Step 4: Clear App Cache (Browsers and UWP)
- Chrome/Edge: Settings → Privacy → Delete browsing data → cached images/files (or rename the profile folder after backing up bookmarks).
- Microsoft Store apps: Advanced options → Reset as above.
Step 5: Compatibility Mode (Older Software)
Right-click the .exe → Properties → Compatibility → Run this program in compatibility mode → try Windows 8 or Windows 10 → check Run as administrator only if needed.
Step 6: Install Visual C++ and .NET Runtimes
Games and creative apps error with missing DLLs. Install Microsoft Visual C++ Redistributable (2015–2022, x64 and x86) and latest .NET Desktop Runtime from Microsoft's download site—official links only.

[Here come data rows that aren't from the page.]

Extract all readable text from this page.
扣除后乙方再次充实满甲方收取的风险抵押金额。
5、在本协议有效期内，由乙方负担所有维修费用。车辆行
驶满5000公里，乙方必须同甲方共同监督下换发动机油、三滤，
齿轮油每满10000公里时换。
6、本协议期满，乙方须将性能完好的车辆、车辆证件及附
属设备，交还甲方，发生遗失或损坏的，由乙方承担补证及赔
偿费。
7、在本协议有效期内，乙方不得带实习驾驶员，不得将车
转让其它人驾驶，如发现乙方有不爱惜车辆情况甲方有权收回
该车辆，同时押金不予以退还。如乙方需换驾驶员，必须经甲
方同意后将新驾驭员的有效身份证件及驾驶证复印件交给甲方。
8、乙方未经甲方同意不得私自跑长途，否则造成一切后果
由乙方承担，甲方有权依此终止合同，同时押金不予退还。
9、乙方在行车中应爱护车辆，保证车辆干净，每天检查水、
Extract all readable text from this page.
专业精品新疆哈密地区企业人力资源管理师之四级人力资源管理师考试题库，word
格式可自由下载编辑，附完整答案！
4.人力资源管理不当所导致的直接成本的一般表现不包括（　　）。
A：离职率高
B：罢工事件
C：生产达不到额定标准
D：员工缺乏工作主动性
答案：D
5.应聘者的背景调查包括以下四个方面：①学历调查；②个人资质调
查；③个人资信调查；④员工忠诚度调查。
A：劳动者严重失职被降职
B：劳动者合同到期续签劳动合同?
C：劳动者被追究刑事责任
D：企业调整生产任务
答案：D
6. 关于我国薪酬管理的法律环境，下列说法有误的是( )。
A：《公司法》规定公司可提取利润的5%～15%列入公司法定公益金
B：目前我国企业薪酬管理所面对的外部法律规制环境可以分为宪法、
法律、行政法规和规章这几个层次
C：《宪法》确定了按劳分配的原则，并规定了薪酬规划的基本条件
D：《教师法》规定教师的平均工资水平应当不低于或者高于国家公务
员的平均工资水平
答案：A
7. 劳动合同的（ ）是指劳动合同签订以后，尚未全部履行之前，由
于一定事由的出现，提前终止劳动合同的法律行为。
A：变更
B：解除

Step 7: Update or Roll Back the App
Update to the latest version inside the app or vendor site. If crashing started after an update, uninstall → download the previous installer from the vendor archive if offered, or wait for a patch.
Step 8: Check Event Viewer for the Real Error
Win + R→eventvwr.msc→ Windows Logs → Application.- Find Error at the crash time—note Faulting module name (e.g.
nvwgf2umx.dll= GPU driver). - Update that driver from NVIDIA/AMD/Intel, not a random forum "fix."
Step 9: Reinstall Clean
Settings → Apps → uninstall → reboot → install fresh from the official site. Avoid leftover folders in %AppData% only if support tells you to remove them—back up licenses first.
Gaming-Specific Quick Checks
- Verify game files in Steam/Epic.
- Disable overlays (Discord, GeForce Experience overlay) one at a time.
- Optimize Windows for gaming after the single title launches reliably.
When It Is Not the App
Multiple programs fail with the same 0xc0000005—run sfc /scannow and RAM test from the freezing/crashing guide. Antivirus quarantine may have deleted a shared DLL—check Protection history in Windows Security.